2. The localised electrons in the pi-bond induce a dipole in the non-polar bromine molecule making one bromine atom on the Br2 molecule slightly positive and the other bromine atom slightly negative.
3. The slightly positive bromine atom enables the bromine molecule to act like an electrophile.

Question 31

What is the structural mechanism between cyclohexene and bromine?

Answer 31

1. A curly arrow comes off of the cyclohexene double bond and pointing to the slightly positive Br on the dipole with the slightly negative Br with another curly arrow coming off of the middle bond in between the Br’s to the slightly negative Br.
2. THIS FORMS an intermediate carbocation of cyclohexane where Br is branched off of the molecule and there is a positive charge on one of the carbons with a curly arrow pointing to it from the Br- lone pairs (must have all electrons around the Br.
3. THIS FORMS 1,2-dibromocyclohexane.

Question 32

Why does benzene need halogen carrier catalysts to react with bromine but alkenes do not?

Answer 32

• Because benzene has delocalised pi-electrons spread above and below the plane of the carbon atoms in the ring structure.

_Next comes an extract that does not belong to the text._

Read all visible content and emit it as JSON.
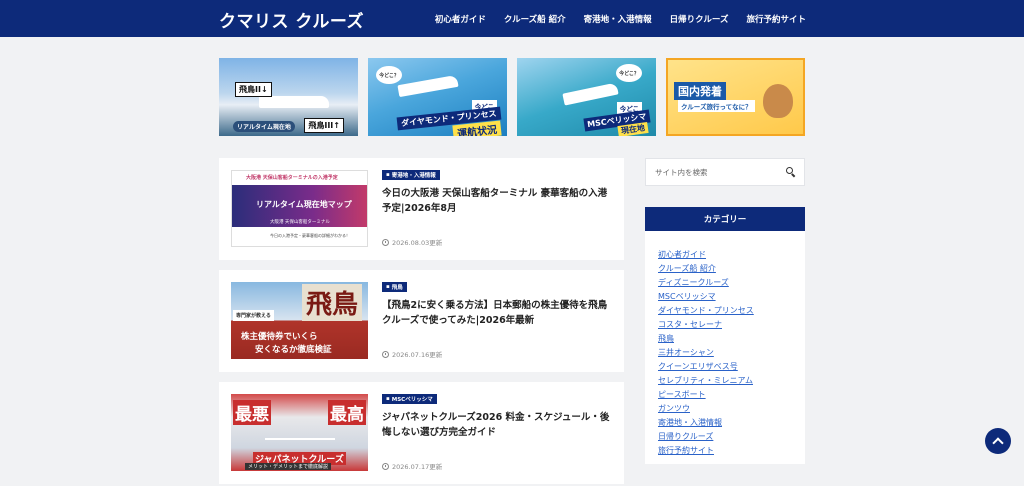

The electron density around any two carbon atoms in the benzene ring is less than that in a C=C double bond in an alkene.
• When a non-polar molecule such as bromine approaches the benzene ring there is insufficient pi-electron density around any two carbon atoms to polarise the bromine molecule. This prevents the reaction from taking place.